Pendant une trentaine d'années, les Québécois ont respecté, à l'exception du bref épisode du gouvernement minoritaire de Jean Charest (2007-2008), l'alternance entre libéraux et péquistes dans un univers politique bipartite laissant peu d'espace à de nouveaux partis. Depuis quelques mois, toutefois, on sent du mouvement, ou des signes de mouvement, sur les plaques tectoniques politiques québécoises qui, soudainement, ne semblent plus aussi figées.
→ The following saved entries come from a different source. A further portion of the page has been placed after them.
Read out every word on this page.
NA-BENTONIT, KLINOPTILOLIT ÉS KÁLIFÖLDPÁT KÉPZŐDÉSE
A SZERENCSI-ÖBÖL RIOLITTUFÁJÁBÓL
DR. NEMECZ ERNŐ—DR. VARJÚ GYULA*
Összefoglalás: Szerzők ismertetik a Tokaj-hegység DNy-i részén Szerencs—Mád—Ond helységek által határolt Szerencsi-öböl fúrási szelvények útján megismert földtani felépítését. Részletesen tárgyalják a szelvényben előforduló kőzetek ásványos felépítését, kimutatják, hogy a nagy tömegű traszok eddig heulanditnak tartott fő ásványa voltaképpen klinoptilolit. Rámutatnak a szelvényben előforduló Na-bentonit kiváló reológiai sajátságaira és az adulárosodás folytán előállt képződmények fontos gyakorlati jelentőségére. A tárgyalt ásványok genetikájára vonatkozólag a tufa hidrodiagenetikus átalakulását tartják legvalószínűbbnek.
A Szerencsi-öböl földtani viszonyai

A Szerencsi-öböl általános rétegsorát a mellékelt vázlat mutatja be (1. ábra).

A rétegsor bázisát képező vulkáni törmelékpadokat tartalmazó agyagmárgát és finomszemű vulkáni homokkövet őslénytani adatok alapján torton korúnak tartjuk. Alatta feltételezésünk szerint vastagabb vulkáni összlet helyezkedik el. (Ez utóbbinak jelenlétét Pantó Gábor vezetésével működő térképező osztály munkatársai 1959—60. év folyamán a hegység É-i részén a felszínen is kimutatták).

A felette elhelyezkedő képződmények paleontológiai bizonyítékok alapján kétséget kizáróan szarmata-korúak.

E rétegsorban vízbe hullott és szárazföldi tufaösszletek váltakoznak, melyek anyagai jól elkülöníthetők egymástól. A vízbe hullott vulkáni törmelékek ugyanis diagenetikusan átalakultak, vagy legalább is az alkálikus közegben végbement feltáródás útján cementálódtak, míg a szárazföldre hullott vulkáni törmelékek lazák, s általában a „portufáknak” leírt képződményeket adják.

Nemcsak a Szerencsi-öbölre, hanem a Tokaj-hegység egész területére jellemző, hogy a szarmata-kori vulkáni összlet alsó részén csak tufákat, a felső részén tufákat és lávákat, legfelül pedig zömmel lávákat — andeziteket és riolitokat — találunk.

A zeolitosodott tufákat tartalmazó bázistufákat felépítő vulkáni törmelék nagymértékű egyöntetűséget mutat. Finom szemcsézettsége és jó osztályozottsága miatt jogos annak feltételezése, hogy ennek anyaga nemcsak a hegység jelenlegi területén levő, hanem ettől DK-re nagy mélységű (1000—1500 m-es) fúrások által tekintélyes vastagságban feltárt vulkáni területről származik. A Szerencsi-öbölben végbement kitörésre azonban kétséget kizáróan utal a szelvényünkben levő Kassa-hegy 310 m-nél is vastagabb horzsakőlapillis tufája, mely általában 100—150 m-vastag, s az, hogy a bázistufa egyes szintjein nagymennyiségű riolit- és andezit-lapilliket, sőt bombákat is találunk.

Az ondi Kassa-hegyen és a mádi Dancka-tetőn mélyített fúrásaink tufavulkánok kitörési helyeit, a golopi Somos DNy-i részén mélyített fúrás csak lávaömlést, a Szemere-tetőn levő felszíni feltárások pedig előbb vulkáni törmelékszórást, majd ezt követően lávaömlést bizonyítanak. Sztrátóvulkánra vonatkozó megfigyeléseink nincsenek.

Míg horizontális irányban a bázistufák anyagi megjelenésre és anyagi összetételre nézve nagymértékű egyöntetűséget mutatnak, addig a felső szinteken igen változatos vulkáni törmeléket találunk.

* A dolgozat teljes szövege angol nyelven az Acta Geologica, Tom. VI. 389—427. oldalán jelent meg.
Les raisons expliquant ces soubresauts sont multiples: perte de confiance envers le gouvernement libéral, crise interne au Parti québécois, affaissement de l'ADQ, performance remarquée d'Amir Khadir de Québec solidaire, poussée virtuelle d'une solution de rechange proposée par François Legault. La redistribution, la fragmentation même, des forces en puissance à l'Assemblée nationale au cours des derniers mois et les autres mouvements possibles cet automne sur la scène politique démontrent bien la fragilité de la traditionnelle répartition 80-45 entre deux partis immuables. À l'approche d'une rentrée parlementaire chargée, où en sont les partis et que leur réserve l'automne? Vincent Marissal trace le portrait de la situation.

PARTI LIBÉRAL DU QUÉBEC, 65 députés (ce parti forme le gouvernement)

Jean Charest, Premier ministre (Sherbrooke)

Contrairement à leurs adversaires péquistes, les libéraux sont disciplinés et font preuve d'une unité peu commune en politique, même dans les pires moments, ce qui explique en grande partie que Jean Charest soit encore si bien en selle et qu'aucun prétendant n'ose montrer le bout de son nez. Depuis les élections de décembre 2008, Jean Charest n'a perdu qu'un seul député (Tony Tomassi, chassé du cabinet et du caucus pour une affaire éthique). Malgré des moments difficiles, aucun député ne menace ou n'a menacé de quitter le navire.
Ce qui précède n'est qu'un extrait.